Most chat applications use a "Client-Server-Client" model. When you send a message, it goes to a company's server, gets stored, and is then forwarded to your friend. The risk is clear: the server owner has a copy of your conversation.
The Client-Server Model
In a traditional messaging app, every piece of communication passes through a central server:
- You type a message on your phone
- The message is sent to the company's server
- The server stores the message in a database
- The server forwards the message to your friend's device
- Your friend reads the message
Even with end-to-end encryption, the server still handles the encrypted data and collects metadata: who sent what to whom, when, how often, message sizes, IP addresses, and device information. This metadata alone is incredibly valuable and revealing.

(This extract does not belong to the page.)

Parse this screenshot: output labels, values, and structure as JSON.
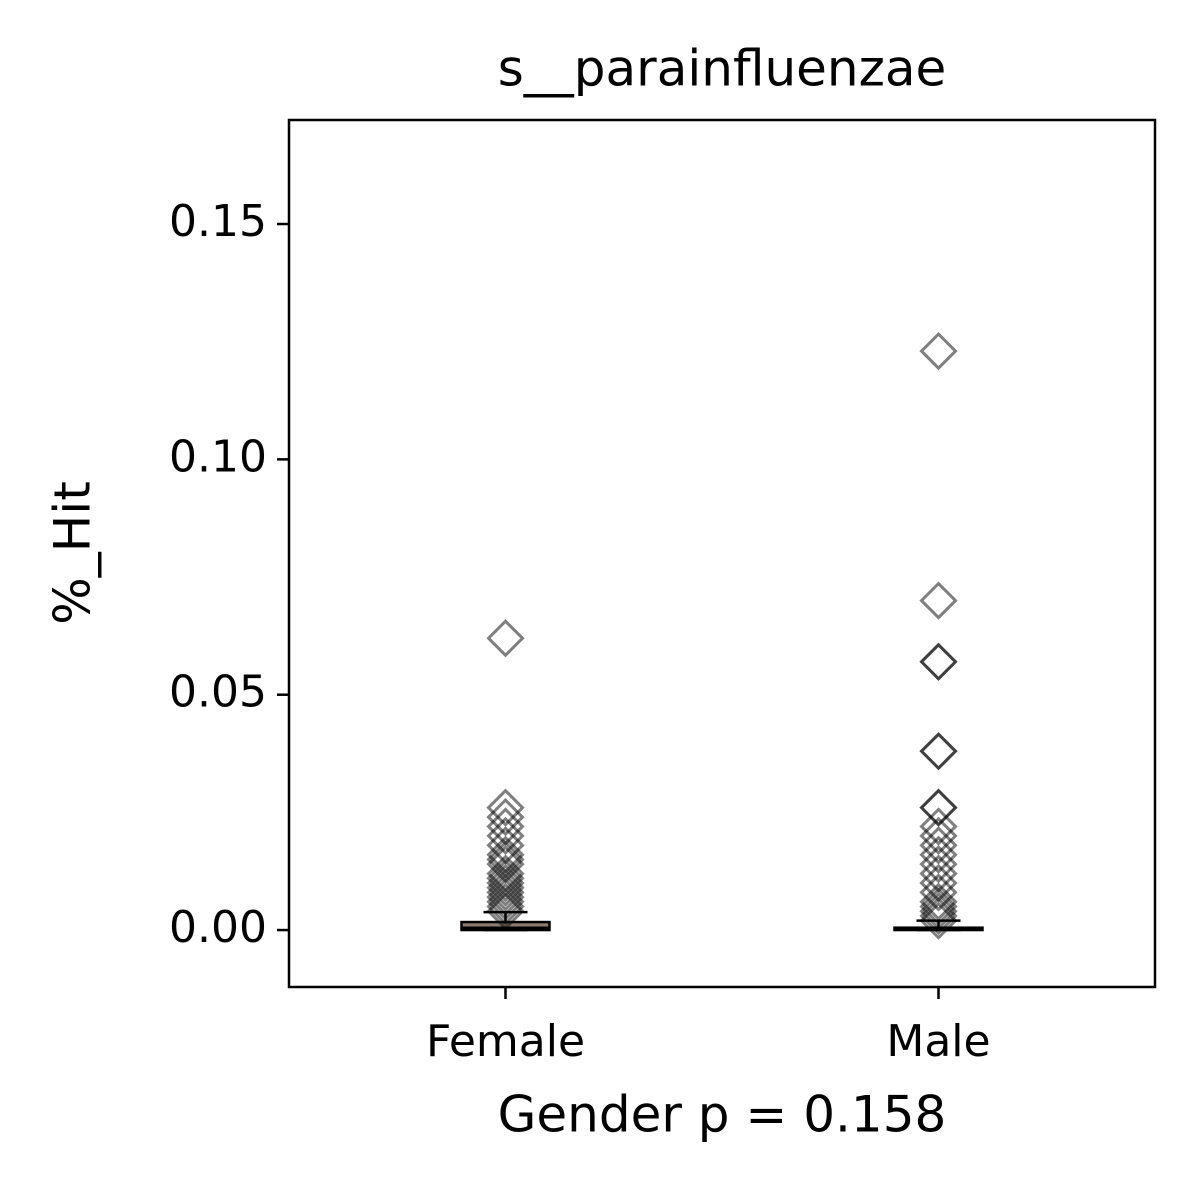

The MeetingPoint Difference: WebRTC
MeetingPoint uses WebRTC (Web Real-Time Communication), an open-source protocol built into every modern browser. Here's how it works:
- Your browser performs a "handshake" with your partner's browser through our signaling server
- The signaling server helps the two browsers find each other (like a phone directory)
- Once connected, the signaling server steps out of the way
- All video, audio, and text data flows directly from your IP to their IP
We couldn't record your call even if we wanted to—we simply aren't in the loop. It's like introducing two people at a party and then walking away. Whatever they discuss after that is between them.
What About the Signaling Server?
A fair question: if we have a signaling server, doesn't that server see something? Yes—but only the minimum required to establish the connection:
- The room ID (a random phrase, not tied to any identity)
- Connection candidates (IP addresses and ports for establishing the P2P link)
- This data is ephemeral and is not permanently stored or logged
Think of it like a postal service that delivers sealed envelopes. They know the addresses on the outside, but they can't read the contents. And unlike the postal service, we don't keep delivery records.
DTLS-SRTP Encryption
WebRTC doesn't just provide P2P connectivity—it mandates encryption. All WebRTC media streams are encrypted using DTLS-SRTP (Datagram Transport Layer Security - Secure Real-time Transport Protocol). This encryption is negotiated directly between browsers, meaning even if someone intercepted the data stream between you and your peer, they would see only encrypted gibberish.
The Bottom Line
The safest data is data that was never collected. MeetingPoint's P2P architecture doesn't just promise to protect your privacy through policy—it guarantees it through engineering. There's no database to breach, no logs to subpoena, and no profiles to sell.